Mais laissez-moi vous dire une chose : le corps humain ne perd pas de temps non plus. Tout symptôme a ses raisons, ses motivations. Même les cauchemars sont nécessaires pour que la machine fonctionne… Disons que ce sont les pets de l’esprit, pour parler vulgairement.

José Carlos Somoza, psychiatre d’origine cubaine vivant en Espagne, n’a sans doute aucun rapport avec la sinistre dynastie qui régna un temps sur le Nicaragua. Sa Treizième dame, en revanche, entretient des relations étroites avec la profession de son auteur. Le lecteur entre dans un cauchemar éveillé, sans recours aucun aux clichés du roman noir.

Disons-le aussitôt : La dame n°13 est un livre d’horreur. Si les cauchemars sont les pets de l’esprit, l’insouciant amateur de littérature noire plonge dans une atmosphère empestée. Le livre s’ouvre sur un cauchemar classique, presque orthodoxe pourrait-on dire, et enchaîne sur des meurtres atroces. Rulfo, la victime de ces rêves, est un ancien professeur féru de poésie, tombé dans l’alcool. Avec Ballesteros, médecin généraliste de l’âme et surtout Raquel, jeune femme au passé disparu, il va affronter le péril ultime : les 13 dames de la poésie.

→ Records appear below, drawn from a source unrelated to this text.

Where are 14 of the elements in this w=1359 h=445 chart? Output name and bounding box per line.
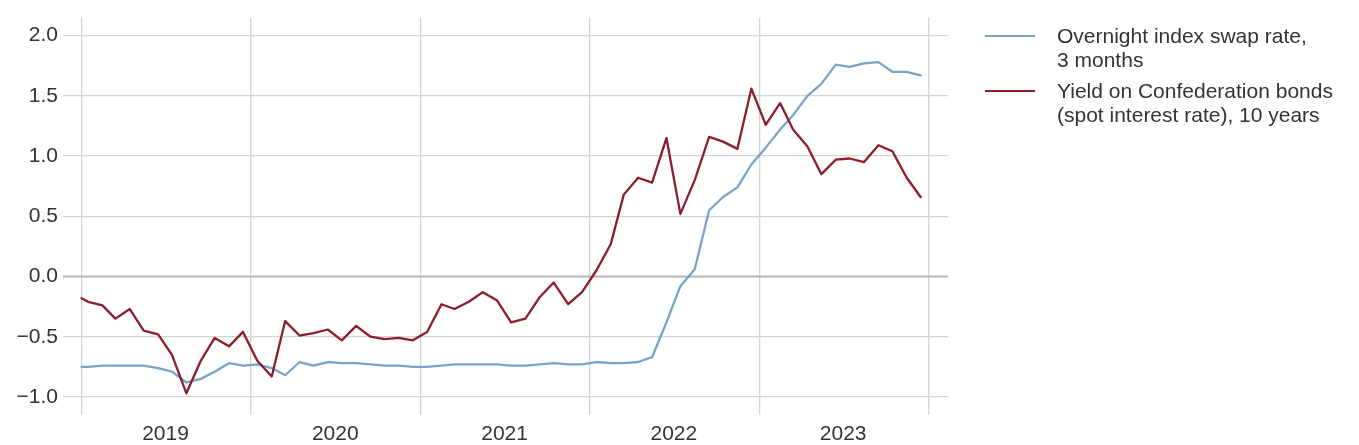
y-tick-label: −1.0 [16,383,58,407]
x-tick-label: 2020 [311,421,359,445]
y-tick-label: −0.5 [16,323,58,347]
y-tick-label: 0.5 [28,203,58,227]
y-tick-label: 1.0 [28,142,58,166]
y-tick-label: 0.0 [28,263,58,287]
y-tick-label: 1.5 [28,82,58,106]
legend-label: Overnight index swap rate, 3 months [1057,23,1307,72]
x-tick-label: 2023 [819,421,867,445]
legend-label: Yield on Confederation bonds (spot interest rate), 10 years [1057,78,1333,127]
x-tick-label: 2021 [481,421,528,445]
x-tick-label: 2019 [142,421,189,445]
y-tick-label: 2.0 [28,22,58,46]
x-tick-label: 2022 [650,421,698,445]
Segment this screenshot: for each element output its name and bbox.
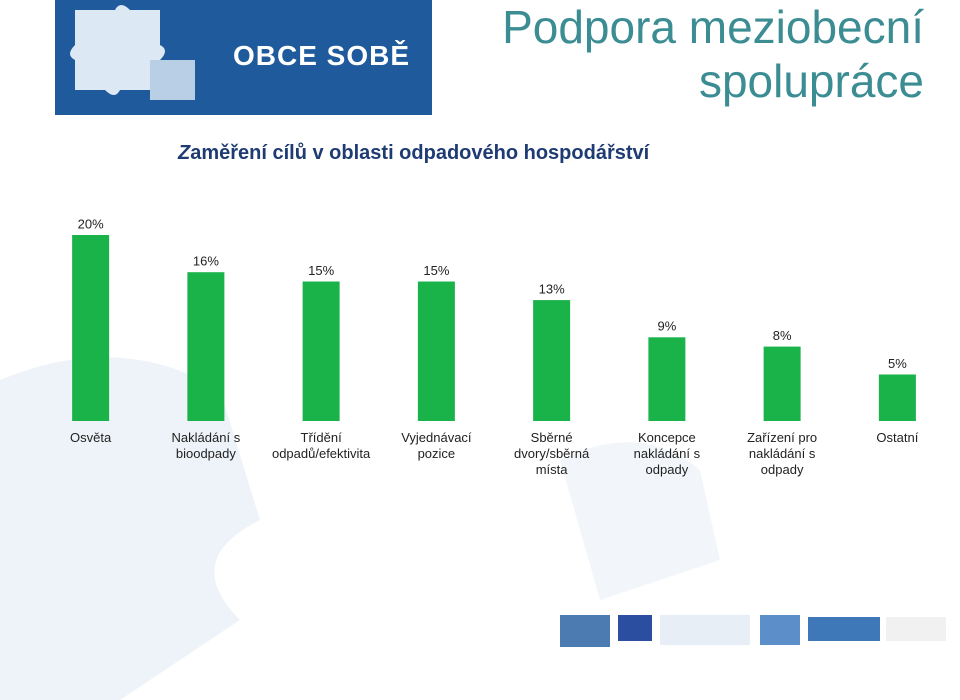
category-label: Nakládání s bioodpady [171, 430, 241, 461]
value-label: 13% [539, 282, 565, 297]
category-label: Osvěta [70, 430, 112, 445]
value-label: 16% [193, 254, 219, 269]
puzzle-icon [70, 5, 195, 100]
category-label: Ostatní [876, 430, 919, 445]
bar [417, 281, 455, 421]
bar [878, 374, 916, 421]
bar [187, 272, 225, 421]
logo: OBCE SOBĚ [55, 0, 432, 115]
category-label: Vyjednávací pozice [401, 430, 472, 461]
bar [72, 235, 110, 421]
category-label: Zařízení pro nakládání s odpady [747, 430, 818, 477]
bar [302, 281, 340, 421]
slide-title: Podpora meziobecní spolupráce [502, 1, 924, 107]
bar [533, 300, 571, 421]
chart-title: Zaměření cílů v oblasti odpadového hospo… [178, 142, 650, 164]
logo-text: OBCE SOBĚ [233, 40, 411, 71]
category-label: Koncepce nakládání s odpady [633, 430, 701, 477]
category-label: Třídění odpadů/efektivita [271, 430, 371, 461]
value-label: 9% [657, 319, 676, 334]
bar [648, 337, 686, 421]
value-label: 5% [888, 356, 907, 371]
value-label: 15% [308, 263, 334, 278]
bar [763, 346, 801, 421]
value-label: 8% [773, 328, 792, 343]
value-label: 20% [78, 216, 104, 231]
value-label: 15% [423, 263, 449, 278]
category-label: Sběrné dvory/sběrná místa [514, 430, 590, 477]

Car l’horreur va bien au-delà des meurtres et tortures qui jalonnent le parcours de nos héros. L’horreur est diligentée par les 13 dames (mais sont-elles bien treize ?) qui sont, depuis l’éternité, les muses des poètes…mais il s’agit malheureusement de sorcières, d’êtres aussi maléfiques que sadiques, qui utilisent la poésie comme une arme – une arme concrète, une incantation destructice. Tel vers de Shakespeare, correctement prononcé, peut détruire une ville. Tel quatrain de Dante peut réduire un être humain en bouillie sanguinolente. Les trois personnages, porteurs d’une vie qu’ils ignorent, iront de manipulation en manipulation jusqu’à l’affrontement final.

Au-delà de l’intrigue palpitante aux rebondissements aussi nombreux que subtils, au-delà de l’horreur physique pure que l’auteur n’hésite pas à invoquer, c’est bien sûr le postulat de ce livre qui fait frissonner : et si la poésie n’était qu’un instrument de pouvoir, et les Muses d’infâmes et indestructibles sorcières ?

Question perverse à laquelle il est vivement conseillé de réfléchir.

Chez Babel/Actes Sud. Traduit par Marianne Millon.